Bir tokat yüzünden 2 can toprağa düştü

Bir tokat yüzünden 2 can toprağa düştü

GÖNÜL KOCA DENİZ Haber Merkezi  – Muş’un Korkut ilçesine bağlı Tan köyünde, yıllarca kavuşma hayaliyle yaşayan iki gencin, babanın attığı bir tokatın akabinde vefata gitmeleri hafızalarda acı bir iz bıraktı. İki genç vücudu yan yana toprağa düşüren bir baba inadının gerisinde Kerem ile Aslı’dan “Mem û Zîn”e uzanan bir öykünün dalgınlığı kaldı. 

Dilan Tuna (21) ve Yakup Sönmez (26) tıpkı köyün çocuklarıydı. Anlatılanlara nazaran, birbirine karşı hoş hisler besleyen gençler dokuz yıl evvel büyük bir sevdanın temelini attı. Yıllar içinde iki gencin birbirine sevgisini köyde bilmeyen kalmadı. 

Babadan ret yanıtı 

Yıllar geçtikçe gençler bu birlikteliği evlilikle taçlandırmak istedi. Anlatılanlara nazaran üç yıl evvel Dilan 18 yaşındayken Yakup babasına açıldı. Baba da Dilan’ın meskeninin yolunu tuttu. Kızı babasından istedi. İşte bu andan sonra istenmeyen gelişmeler birbirini kovaladı. Baba F.S, köy muhtarı Dilan’ın babası M.İ.T’den ret cevabı aldı. 

Ancak Yakup’un pes etmeye niyeti yoktu. Babası F.S’nin anlattığına nazaran daha sonra da Dilan’ı oğluna istemek için tekraren M.İ.T’nin kapısını çaldı, köyde kelamı geçen büyükler devreye girdi. Lakin her seferinde ret karşılığı geldi. 

Köyüler, Dilan’ın babasının bu evliliğe onay vermemesini bir türlü anlayamıyordu. Bu duruma “baba inadı” dediler.
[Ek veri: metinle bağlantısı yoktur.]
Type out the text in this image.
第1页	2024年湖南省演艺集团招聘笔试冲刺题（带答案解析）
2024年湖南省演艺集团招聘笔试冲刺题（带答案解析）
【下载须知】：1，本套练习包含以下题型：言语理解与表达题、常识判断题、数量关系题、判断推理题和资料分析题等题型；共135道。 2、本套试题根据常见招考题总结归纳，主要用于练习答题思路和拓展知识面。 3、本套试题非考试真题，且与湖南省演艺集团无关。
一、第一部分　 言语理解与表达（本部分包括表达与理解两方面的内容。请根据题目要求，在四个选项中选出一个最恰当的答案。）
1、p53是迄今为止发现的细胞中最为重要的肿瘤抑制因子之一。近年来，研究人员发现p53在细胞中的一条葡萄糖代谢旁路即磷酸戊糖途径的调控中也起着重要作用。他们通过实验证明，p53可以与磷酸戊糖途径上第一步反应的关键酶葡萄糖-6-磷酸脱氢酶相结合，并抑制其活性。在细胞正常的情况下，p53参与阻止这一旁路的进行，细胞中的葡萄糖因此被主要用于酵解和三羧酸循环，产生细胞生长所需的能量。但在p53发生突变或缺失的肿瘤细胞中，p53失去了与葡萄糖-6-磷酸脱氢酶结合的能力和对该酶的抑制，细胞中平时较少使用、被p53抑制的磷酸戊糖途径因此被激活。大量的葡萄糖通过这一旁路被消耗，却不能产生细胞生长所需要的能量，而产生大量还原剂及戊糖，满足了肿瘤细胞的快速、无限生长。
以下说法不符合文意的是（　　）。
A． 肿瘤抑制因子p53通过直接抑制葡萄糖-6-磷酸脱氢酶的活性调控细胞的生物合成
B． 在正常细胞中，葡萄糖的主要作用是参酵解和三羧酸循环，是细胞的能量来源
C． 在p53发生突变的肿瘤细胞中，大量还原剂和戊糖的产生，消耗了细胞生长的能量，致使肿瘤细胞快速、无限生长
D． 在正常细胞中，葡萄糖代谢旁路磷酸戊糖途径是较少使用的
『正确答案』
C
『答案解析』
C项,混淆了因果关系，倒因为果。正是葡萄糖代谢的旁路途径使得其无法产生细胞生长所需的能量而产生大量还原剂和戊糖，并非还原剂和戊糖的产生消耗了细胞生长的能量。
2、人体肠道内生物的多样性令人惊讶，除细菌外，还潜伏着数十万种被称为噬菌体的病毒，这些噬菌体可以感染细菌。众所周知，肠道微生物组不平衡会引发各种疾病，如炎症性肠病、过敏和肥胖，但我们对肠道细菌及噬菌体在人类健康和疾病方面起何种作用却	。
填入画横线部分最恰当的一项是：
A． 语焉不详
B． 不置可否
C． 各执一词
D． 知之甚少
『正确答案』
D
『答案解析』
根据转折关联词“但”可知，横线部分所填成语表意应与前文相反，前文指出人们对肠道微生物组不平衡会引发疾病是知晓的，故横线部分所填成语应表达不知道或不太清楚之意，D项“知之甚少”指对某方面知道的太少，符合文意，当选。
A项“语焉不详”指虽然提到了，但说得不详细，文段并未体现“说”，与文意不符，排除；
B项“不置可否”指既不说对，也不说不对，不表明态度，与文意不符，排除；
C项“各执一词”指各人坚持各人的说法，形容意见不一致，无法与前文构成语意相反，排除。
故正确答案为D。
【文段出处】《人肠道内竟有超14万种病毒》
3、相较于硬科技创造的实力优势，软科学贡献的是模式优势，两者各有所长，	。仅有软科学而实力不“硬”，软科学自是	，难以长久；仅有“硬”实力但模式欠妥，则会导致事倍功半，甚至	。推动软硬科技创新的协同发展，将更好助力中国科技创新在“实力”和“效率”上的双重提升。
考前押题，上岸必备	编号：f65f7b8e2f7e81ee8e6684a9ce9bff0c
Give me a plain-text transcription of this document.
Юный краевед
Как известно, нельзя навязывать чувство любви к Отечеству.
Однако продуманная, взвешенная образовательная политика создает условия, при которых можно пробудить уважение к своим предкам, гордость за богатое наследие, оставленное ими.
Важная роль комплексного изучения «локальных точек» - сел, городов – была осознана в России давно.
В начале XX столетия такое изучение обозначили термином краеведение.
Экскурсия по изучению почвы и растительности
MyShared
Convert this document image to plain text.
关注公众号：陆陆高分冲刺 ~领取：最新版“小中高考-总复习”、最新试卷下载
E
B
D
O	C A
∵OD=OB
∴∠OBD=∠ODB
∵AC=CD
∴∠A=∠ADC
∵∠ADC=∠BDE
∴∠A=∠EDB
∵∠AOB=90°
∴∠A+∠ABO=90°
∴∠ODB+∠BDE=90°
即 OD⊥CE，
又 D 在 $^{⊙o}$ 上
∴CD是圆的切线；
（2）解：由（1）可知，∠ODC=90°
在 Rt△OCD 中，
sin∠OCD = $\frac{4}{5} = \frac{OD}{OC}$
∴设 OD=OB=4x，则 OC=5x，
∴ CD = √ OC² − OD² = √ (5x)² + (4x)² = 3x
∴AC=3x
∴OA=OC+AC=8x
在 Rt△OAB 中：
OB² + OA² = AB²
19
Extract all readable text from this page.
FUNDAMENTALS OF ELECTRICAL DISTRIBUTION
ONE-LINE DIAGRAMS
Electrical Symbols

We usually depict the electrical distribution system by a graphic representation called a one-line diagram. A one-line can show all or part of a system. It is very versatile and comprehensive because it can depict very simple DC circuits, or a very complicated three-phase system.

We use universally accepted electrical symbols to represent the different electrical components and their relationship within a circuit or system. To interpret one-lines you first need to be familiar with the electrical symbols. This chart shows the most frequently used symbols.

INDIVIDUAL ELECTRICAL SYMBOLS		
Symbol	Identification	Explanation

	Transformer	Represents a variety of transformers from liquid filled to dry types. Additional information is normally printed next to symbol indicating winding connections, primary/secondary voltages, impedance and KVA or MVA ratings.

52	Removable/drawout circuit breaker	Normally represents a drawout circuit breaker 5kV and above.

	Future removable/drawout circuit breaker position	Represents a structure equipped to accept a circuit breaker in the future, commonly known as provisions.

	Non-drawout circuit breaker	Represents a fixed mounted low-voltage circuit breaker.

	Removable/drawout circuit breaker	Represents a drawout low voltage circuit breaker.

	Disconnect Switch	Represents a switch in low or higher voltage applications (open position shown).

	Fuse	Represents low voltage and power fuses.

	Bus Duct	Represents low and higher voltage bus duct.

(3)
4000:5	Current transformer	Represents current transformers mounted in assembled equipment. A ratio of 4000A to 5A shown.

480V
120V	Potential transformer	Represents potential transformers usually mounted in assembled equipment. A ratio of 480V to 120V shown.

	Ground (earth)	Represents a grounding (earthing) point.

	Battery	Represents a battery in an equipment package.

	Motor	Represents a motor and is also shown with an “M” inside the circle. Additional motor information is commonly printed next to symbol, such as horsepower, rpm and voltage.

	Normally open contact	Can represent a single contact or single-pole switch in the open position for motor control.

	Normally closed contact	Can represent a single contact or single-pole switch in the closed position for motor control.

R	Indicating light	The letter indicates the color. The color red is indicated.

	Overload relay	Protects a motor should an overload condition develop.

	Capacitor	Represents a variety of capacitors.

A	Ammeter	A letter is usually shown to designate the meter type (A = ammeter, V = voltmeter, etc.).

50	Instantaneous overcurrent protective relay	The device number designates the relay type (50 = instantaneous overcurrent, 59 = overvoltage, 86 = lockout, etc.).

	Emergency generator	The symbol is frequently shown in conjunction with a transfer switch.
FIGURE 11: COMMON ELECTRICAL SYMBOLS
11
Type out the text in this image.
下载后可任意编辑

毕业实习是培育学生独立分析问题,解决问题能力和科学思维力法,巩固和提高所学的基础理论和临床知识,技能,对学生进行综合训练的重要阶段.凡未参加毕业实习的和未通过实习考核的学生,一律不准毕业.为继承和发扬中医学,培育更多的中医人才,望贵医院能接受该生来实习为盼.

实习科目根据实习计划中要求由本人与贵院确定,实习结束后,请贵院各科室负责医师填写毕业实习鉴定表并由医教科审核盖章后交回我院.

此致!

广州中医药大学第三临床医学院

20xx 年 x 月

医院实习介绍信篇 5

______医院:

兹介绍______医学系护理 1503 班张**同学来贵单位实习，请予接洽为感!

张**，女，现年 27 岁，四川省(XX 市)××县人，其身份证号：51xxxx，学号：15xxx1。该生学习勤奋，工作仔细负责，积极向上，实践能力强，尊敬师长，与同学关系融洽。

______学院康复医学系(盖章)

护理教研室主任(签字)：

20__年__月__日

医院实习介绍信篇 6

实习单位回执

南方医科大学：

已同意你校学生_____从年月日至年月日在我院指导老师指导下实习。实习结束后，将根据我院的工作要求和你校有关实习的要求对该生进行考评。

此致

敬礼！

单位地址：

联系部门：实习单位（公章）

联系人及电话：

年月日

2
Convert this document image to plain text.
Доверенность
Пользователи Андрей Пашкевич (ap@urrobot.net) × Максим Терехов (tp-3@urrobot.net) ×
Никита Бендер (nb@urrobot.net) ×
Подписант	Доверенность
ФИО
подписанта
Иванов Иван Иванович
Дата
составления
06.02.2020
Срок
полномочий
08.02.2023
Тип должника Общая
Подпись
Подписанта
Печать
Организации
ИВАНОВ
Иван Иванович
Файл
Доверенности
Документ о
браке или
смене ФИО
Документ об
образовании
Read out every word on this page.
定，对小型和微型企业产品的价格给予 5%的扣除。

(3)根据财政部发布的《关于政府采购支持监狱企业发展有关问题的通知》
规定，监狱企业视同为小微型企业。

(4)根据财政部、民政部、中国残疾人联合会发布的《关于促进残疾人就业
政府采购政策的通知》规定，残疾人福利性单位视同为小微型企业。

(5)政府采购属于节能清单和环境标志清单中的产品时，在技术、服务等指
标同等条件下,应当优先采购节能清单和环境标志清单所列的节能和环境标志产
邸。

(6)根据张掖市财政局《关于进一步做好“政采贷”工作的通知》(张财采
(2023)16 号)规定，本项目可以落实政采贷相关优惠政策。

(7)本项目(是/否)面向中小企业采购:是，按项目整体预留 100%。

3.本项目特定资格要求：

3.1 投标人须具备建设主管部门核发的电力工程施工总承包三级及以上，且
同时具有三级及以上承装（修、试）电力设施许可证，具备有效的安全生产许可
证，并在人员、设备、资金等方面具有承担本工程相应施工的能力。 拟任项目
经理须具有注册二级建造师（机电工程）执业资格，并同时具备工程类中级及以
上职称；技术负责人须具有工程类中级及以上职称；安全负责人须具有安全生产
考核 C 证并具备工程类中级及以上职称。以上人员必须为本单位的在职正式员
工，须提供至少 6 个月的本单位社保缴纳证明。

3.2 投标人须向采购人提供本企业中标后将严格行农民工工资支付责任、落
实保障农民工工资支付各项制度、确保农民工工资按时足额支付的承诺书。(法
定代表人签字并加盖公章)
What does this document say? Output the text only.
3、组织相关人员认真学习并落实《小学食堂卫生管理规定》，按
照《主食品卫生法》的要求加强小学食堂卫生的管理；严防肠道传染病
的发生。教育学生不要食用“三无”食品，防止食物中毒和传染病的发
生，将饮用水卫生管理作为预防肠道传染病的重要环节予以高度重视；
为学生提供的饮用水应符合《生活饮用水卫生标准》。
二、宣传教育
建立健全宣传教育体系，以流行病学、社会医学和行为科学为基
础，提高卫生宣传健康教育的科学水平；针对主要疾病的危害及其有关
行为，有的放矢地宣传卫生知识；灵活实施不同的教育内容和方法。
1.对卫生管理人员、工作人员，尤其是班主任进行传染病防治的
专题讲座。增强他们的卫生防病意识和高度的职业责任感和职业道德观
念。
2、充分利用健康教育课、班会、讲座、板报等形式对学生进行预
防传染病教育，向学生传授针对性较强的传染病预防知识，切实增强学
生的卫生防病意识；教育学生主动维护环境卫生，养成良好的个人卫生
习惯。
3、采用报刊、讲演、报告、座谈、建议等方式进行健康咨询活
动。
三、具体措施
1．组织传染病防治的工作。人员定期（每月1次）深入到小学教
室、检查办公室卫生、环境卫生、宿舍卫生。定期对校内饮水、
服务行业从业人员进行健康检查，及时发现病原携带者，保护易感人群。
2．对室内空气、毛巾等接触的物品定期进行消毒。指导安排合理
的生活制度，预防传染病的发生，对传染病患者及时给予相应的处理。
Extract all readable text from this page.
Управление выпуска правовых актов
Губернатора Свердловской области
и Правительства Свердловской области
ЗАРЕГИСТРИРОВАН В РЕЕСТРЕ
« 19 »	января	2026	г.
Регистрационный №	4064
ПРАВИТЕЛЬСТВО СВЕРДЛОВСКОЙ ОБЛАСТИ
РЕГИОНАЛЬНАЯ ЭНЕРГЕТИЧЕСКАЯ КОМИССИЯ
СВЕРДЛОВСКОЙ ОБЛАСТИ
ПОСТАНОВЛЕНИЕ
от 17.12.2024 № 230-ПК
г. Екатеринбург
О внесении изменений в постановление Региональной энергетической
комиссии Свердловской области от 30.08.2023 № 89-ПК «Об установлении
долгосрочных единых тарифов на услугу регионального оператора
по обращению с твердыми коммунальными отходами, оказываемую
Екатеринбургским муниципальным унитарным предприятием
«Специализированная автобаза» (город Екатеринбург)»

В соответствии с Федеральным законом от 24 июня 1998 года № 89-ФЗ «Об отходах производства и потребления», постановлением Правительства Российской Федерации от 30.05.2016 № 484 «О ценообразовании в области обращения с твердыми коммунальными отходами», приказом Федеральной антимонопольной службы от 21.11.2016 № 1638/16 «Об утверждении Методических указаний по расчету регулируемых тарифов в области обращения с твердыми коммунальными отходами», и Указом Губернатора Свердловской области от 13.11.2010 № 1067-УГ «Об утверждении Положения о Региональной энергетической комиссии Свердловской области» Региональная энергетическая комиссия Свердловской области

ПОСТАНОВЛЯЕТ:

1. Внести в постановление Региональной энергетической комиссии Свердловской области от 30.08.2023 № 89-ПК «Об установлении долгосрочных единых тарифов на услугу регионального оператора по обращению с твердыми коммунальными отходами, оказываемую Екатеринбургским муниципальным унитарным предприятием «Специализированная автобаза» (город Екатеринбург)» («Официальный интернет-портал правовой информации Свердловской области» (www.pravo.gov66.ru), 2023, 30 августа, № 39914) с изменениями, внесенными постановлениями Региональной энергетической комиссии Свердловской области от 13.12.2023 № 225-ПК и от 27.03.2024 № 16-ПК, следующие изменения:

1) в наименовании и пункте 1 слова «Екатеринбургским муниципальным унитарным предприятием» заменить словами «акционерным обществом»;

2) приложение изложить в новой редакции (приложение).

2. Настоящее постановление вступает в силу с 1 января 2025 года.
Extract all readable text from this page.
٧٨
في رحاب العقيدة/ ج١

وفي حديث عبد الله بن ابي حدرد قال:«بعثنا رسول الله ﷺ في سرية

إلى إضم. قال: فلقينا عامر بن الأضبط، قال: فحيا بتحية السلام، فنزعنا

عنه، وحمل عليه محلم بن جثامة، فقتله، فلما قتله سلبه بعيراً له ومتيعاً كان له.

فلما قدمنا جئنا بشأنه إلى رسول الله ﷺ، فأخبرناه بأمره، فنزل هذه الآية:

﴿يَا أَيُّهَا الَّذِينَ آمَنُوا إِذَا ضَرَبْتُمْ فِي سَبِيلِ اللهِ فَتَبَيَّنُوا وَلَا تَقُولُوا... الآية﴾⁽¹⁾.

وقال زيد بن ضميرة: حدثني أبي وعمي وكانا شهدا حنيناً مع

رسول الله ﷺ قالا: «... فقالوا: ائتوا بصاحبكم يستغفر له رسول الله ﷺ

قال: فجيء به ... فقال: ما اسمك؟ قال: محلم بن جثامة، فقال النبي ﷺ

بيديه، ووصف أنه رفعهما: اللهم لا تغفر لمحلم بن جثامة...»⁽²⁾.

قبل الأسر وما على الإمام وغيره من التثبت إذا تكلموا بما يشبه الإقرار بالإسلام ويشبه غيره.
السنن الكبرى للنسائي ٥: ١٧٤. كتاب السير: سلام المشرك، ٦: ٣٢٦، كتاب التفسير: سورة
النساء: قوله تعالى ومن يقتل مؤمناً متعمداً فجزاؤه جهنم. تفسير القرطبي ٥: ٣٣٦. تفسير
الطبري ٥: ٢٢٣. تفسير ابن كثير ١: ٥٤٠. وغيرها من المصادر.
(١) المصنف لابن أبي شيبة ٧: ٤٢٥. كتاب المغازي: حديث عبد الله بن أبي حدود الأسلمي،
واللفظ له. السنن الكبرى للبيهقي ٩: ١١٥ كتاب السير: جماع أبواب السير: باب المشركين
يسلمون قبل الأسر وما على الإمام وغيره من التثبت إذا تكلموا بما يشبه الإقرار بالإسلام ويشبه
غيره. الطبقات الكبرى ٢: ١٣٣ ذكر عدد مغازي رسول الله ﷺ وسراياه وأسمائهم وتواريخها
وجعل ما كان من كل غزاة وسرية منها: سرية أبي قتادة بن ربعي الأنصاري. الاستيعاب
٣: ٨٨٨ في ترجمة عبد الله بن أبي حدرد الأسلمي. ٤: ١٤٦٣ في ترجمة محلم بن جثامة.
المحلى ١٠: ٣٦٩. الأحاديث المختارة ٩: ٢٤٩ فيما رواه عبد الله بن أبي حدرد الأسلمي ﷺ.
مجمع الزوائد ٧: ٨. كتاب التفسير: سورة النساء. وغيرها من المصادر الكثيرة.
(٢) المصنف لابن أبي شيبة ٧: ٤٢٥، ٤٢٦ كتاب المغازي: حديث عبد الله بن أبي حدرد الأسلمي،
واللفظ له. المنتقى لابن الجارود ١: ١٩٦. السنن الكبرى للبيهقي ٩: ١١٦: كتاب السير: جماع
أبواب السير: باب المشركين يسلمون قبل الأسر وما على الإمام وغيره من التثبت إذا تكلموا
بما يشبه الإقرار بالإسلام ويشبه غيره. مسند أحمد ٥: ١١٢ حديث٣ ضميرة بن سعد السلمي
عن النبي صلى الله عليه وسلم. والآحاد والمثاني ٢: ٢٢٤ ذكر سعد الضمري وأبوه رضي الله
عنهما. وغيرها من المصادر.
Lakin kimse bu inadın bu türlü bir acıya dönüşeceğini iddia edemiyordu. 

Bir tokat yetti 

İki genç bir gün kavuşma hayali kurarken, pes etmeyen Yakup en son 10 Ağustos günü umutla babasını bir kere daha Dilan’ın babasına yolladı. Fakat M.İ.T, Yakup’un babasının karşısına bile çıkmadı. Kızına “Git söyle, benim bunlara verecek kızım yok” dedi. Dilan karşı çıkınca öfkelenip bir tokat attı. Akabinde duyulan tüfek sesi köyü yasa bürüdü. Dilan gözyaşlarıyla toprağa verilirken Yakup’un babası F.S’nin yüreğine kurt düştü. Aile üyelerini “Yakup’a dikkat edin, yalnız bırakmayın” diye tembihledi. Ancak bu ihtar Yakup’u kurtarmaya yetmedi. 13 Ağustos’ta konuttan çıkan Yakup, bir daha dönmedi. Cansız vücudu bulundu. 

Tan köyündeki acı yürekleri dağlarken gençlerin tahminen de o güne kadar bu mevzuda kelam hakkı verilmeyen anneleri son bir istekte bulundu. Yüreği dağlı iki anne çocuklarının yan yana defnedilmesini ve mezarlarına gelin-damat tülbentleri bağlanmasını istediler. O denli de oldu. Birinin mezar taşına yeşil, başkasınınkine kırmızı tülbent bağlandı. 

‘Malın mülkün manası kalmadı’

İki vücudu yan yana toprağa düşüren olayı kimi Mem û Zîn’e bazıları de Kerem ile Aslı’ya benzetirken Tan köyündeki matem milyonların hafızasına kazındı. Olayın “başlık parası” yüzünden gerçekleştiği tezleri üzerine aileler açıklama yapmak zorunda kaldı.

Yakup’un babası “Sosyal medyada gündem olduğu üzere başlık parası üzere bir durum yok. Kimse başlık parası istemedi. Keşke başlık parası isteselerdi, malım mülküm vardı, oğluma kurban ederdim. Lakin artık malın mülkün bir manası kalmadı” dedi.

‘Olaydan sonra haberim oldu’

Dilan’ın babası M.İ.T. “Kimseden başlık parası falan istemedim. Çocukların birbirini sevdiğini de duymadım. Vahim olay yaşandıktan sonra gençlerin birbirlerine karşı sevgi beslediklerini duydum. Ailemi ve bana karşı toplumsal medyada başlatılan karalama kampanyasına karşı hukuksal süreç başlattım. Bu bireyler yalnızca iki genç insanın günahını almakla kalmamış birebir vakitte geniş ailemizi de zan altında bırakmıştır” açıklamasını yaptı.